Lets construct a CCX gate (Toffoli gate) out of CNOT and single qubit gates.
using PauliStrings
using PauliStrings.Circuits
function noisy_toffoli()
c = Circuit(3)
push!(c, "H", 3)
push!(c, "CNOT", 2, 3); push!(c, "Noise")
push!(c, "Tdg", 3)
push!(c, "CNOT", 1, 3); push!(c, "Noise")
push!(c, "T", 3)
push!(c, "CNOT", 2, 3); push!(c, "Noise")
push!(c, "Tdg", 3)
push!(c, "CNOT", 1, 3); push!(c, "Noise")
push!(c, "T", 2)
push!(c, "T", 3)
push!(c, "CNOT", 1, 2); push!(c, "Noise")
push!(c, "H", 3)
push!(c, "T", 1)
push!(c, "Tdg", 2)
push!(c, "CNOT", 1, 2); push!(c, "Noise")
return c
endnoisy_toffoli (generic function with 1 method)We can plot the circuit using QuantumCircuitDraw.jl:
using QuantumCircuitDraw
c = noisy_toffoli()
paulistrings_plot(c)
The circuit can be compiled to a unitary matrix with compile(c). Before compiling, set c.noise_amplitude to the desired noise amplitude and c.max_strings to the number of strings to keep at each step. Compile will multiply the gates in the circuit from left to right, apply the noise using add_noise and trim the operator at each step using trim.
Lets check our Toffoli gate against the built-in CCX gate in Circuits:
using PauliStrings.Circuits
using LinearAlgebra: norm
c = noisy_toffoli()
c.noise_amplitude = 0
U1 = compile(c)
U2 = CCXGate(3,1,2,3)
println(norm(U1-U2))1.2857753552864526e-15We can also compute expectation values of states in the computational basis with expect(c, state_out) and expect(c, state_in, state_out) . Let's compute the expectation values of the output states of the Toffoli gate when the input state is $|111\rangle$:
in_state = "111"
out_states = ["000", "001", "010", "011", "100", "101", "110", "111"]
p = [real(expect(c, in_state, out_state)) for out_state in out_states]
using Plots
bar(out_states, p, legend=false, xlabel="out state", ylabel="<out|U|in>")
Same as above but seting the noise amplitude to 0.05:
c.noise_amplitude = 0.05
p = [real(expect(c, in_state, out_state)) for out_state in out_states]
bar(out_states, p, legend=false, xlabel="out state", ylabel="<out|U|in>")
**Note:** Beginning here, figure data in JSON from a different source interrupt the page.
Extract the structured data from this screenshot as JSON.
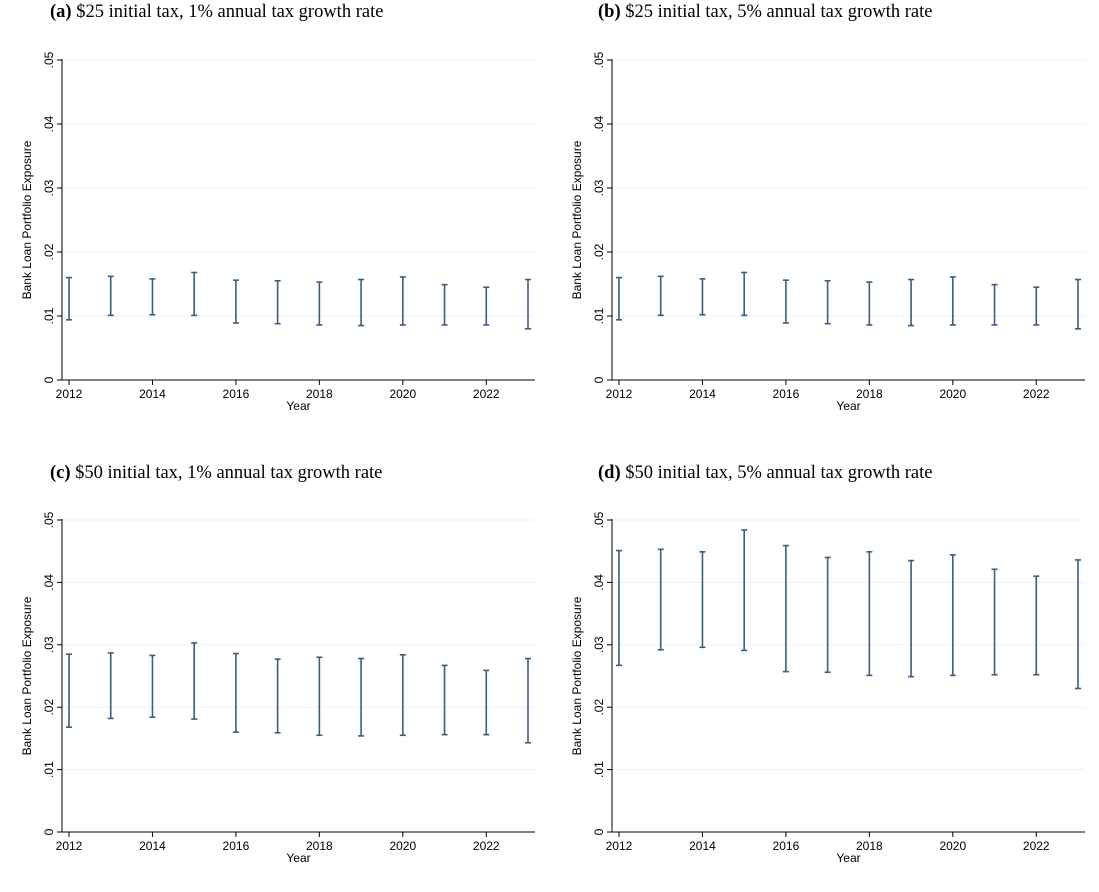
{
  "chart_data": [
    {
      "type": "errorbar",
      "panel_label": "(a)",
      "title": "$25 initial tax, 1% annual tax growth rate",
      "xlabel": "Year",
      "ylabel": "Bank Loan Portfolio Exposure",
      "xticks": [
        "2012",
        "2014",
        "2016",
        "2018",
        "2020",
        "2022"
      ],
      "yticks": [
        "0",
        ".01",
        ".02",
        ".03",
        ".04",
        ".05"
      ],
      "ylim": [
        0,
        0.05
      ],
      "xlim": [
        2012,
        2023
      ],
      "grid": true,
      "color": "#3b5e80",
      "years": [
        2012,
        2013,
        2014,
        2015,
        2016,
        2017,
        2018,
        2019,
        2020,
        2021,
        2022,
        2023
      ],
      "lower": [
        0.0094,
        0.0101,
        0.0102,
        0.0101,
        0.0089,
        0.0088,
        0.0086,
        0.0085,
        0.0086,
        0.0086,
        0.0086,
        0.008
      ],
      "upper": [
        0.016,
        0.0162,
        0.0158,
        0.0168,
        0.0156,
        0.0155,
        0.0153,
        0.0157,
        0.0161,
        0.0149,
        0.0145,
        0.0157
      ]
    },
    {
      "type": "errorbar",
      "panel_label": "(b)",
      "title": "$25 initial tax, 5% annual tax growth rate",
      "xlabel": "Year",
      "ylabel": "Bank Loan Portfolio Exposure",
      "xticks": [
        "2012",
        "2014",
        "2016",
        "2018",
        "2020",
        "2022"
      ],
      "yticks": [
        "0",
        ".01",
        ".02",
        ".03",
        ".04",
        ".05"
      ],
      "ylim": [
        0,
        0.05
      ],
      "xlim": [
        2012,
        2023
      ],
      "grid": true,
      "color": "#3b5e80",
      "years": [
        2012,
        2013,
        2014,
        2015,
        2016,
        2017,
        2018,
        2019,
        2020,
        2021,
        2022,
        2023
      ],
      "lower": [
        0.0094,
        0.0101,
        0.0102,
        0.0101,
        0.0089,
        0.0088,
        0.0086,
        0.0085,
        0.0086,
        0.0086,
        0.0086,
        0.008
      ],
      "upper": [
        0.016,
        0.0162,
        0.0158,
        0.0168,
        0.0156,
        0.0155,
        0.0153,
        0.0157,
        0.0161,
        0.0149,
        0.0145,
        0.0157
      ]
    },
    {
      "type": "errorbar",
      "panel_label": "(c)",
      "title": "$50 initial tax, 1% annual tax growth rate",
      "xlabel": "Year",
      "ylabel": "Bank Loan Portfolio Exposure",
      "xticks": [
        "2012",
        "2014",
        "2016",
        "2018",
        "2020",
        "2022"
      ],
      "yticks": [
        "0",
        ".01",
        ".02",
        ".03",
        ".04",
        ".05"
      ],
      "ylim": [
        0,
        0.05
      ],
      "xlim": [
        2012,
        2023
      ],
      "grid": true,
      "color": "#3b5e80",
      "years": [
        2012,
        2013,
        2014,
        2015,
        2016,
        2017,
        2018,
        2019,
        2020,
        2021,
        2022,
        2023
      ],
      "lower": [
        0.0168,
        0.0182,
        0.0184,
        0.0181,
        0.016,
        0.0159,
        0.0155,
        0.0154,
        0.0155,
        0.0156,
        0.0156,
        0.0143
      ],
      "upper": [
        0.0285,
        0.0287,
        0.0283,
        0.0303,
        0.0286,
        0.0277,
        0.028,
        0.0278,
        0.0284,
        0.0267,
        0.0259,
        0.0278
      ]
    },
    {
      "type": "errorbar",
      "panel_label": "(d)",
      "title": "$50 initial tax, 5% annual tax growth rate",
      "xlabel": "Year",
      "ylabel": "Bank Loan Portfolio Exposure",
      "xticks": [
        "2012",
        "2014",
        "2016",
        "2018",
        "2020",
        "2022"
      ],
      "yticks": [
        "0",
        ".01",
        ".02",
        ".03",
        ".04",
        ".05"
      ],
      "ylim": [
        0,
        0.05
      ],
      "xlim": [
        2012,
        2023
      ],
      "grid": true,
      "color": "#3b5e80",
      "years": [
        2012,
        2013,
        2014,
        2015,
        2016,
        2017,
        2018,
        2019,
        2020,
        2021,
        2022,
        2023
      ],
      "lower": [
        0.0267,
        0.0292,
        0.0296,
        0.0291,
        0.0257,
        0.0256,
        0.0251,
        0.0249,
        0.0251,
        0.0252,
        0.0252,
        0.023
      ],
      "upper": [
        0.0451,
        0.0453,
        0.0449,
        0.0484,
        0.0459,
        0.044,
        0.0449,
        0.0435,
        0.0444,
        0.0421,
        0.041,
        0.0436
      ]
    }
  ]
}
Importing OpenQASM circuits
OpenQASM is a standard text format for quantum circuits, so supporting it lets you pull circuits straight from benchmark suites like QASMBench. Load OpenQASM 2.0 into a Circuit with parse_qasm (from a string) or load_qasm (from a file). This wraps OpenQASM.jl for the parsing, so it becomes available once you also load that package.
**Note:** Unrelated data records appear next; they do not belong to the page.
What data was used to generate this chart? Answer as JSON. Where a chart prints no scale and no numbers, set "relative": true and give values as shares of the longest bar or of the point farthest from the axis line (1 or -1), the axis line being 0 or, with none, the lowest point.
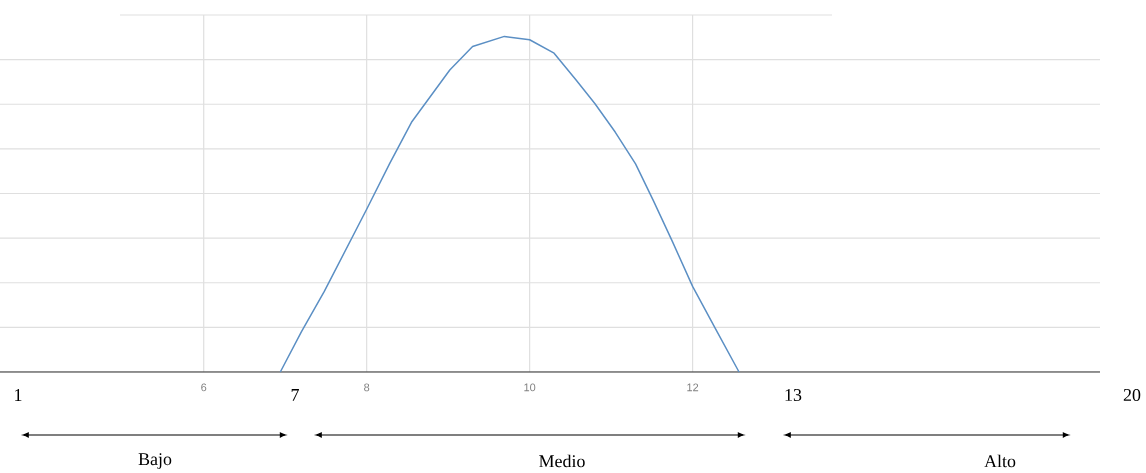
{
  "chart_data": {
    "type": "line",
    "relative": true,
    "x": [
      6.94,
      7.2,
      7.48,
      8.0,
      8.28,
      8.55,
      9.02,
      9.3,
      9.69,
      10.0,
      10.3,
      10.57,
      10.8,
      11.05,
      11.3,
      11.52,
      11.75,
      12.0,
      12.3,
      12.57
    ],
    "values": [
      0,
      0.12,
      0.24,
      0.485,
      0.62,
      0.744,
      0.9,
      0.97,
      1,
      0.99,
      0.95,
      0.87,
      0.8,
      0.715,
      0.62,
      0.51,
      0.39,
      0.255,
      0.12,
      0
    ],
    "color": "#5b8fc4",
    "xlim": [
      3.5,
      17
    ],
    "xticks": [
      6,
      8,
      10,
      12
    ],
    "grid": true,
    "marker": "none",
    "line_style": "solid",
    "annotations": [
      "1",
      "7",
      "13",
      "20",
      "Bajo",
      "Medio",
      "Alto"
    ]
  }
}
The common qelib1.inc gates are mapped onto the existing Circuit gates. Multiple qreg declarations are concatenated into a single register in declaration order, and measure/barrier statements are ignored so the imported circuit is a pure unitary.
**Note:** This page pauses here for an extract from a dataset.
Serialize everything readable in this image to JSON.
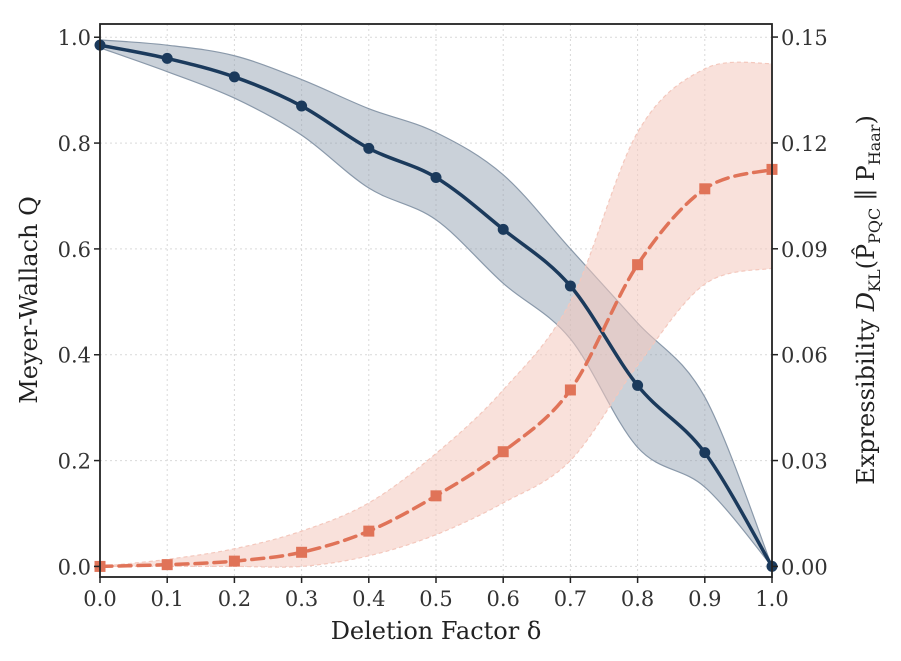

Here we load the two-qubit Deutsch circuit from QASMBench and run it like any other Circuit:
using PauliStrings
using PauliStrings.Circuits
using OpenQASM
source = """
OPENQASM 2.0;
include "qelib1.inc";
qreg q[2];
creg c[2];
x q[1];
h q[0];
h q[1];
cx q[0],q[1];
h q[0];
measure q[0] -> c[0];
measure q[1] -> c[1];
"""
c = parse_qasm(source)
println(c.gates)Tuple{String, Vector{Int64}, Vector{Real}}[("X", [2], []), ("H", [1], []), ("H", [2], []), ("CNOT", [1, 2], []), ("H", [1], [])]The result is an ordinary Circuit, so compile, expect and the rest work as usual:
expect(c, "00", "11")-0.7071067811865474 + 0.0im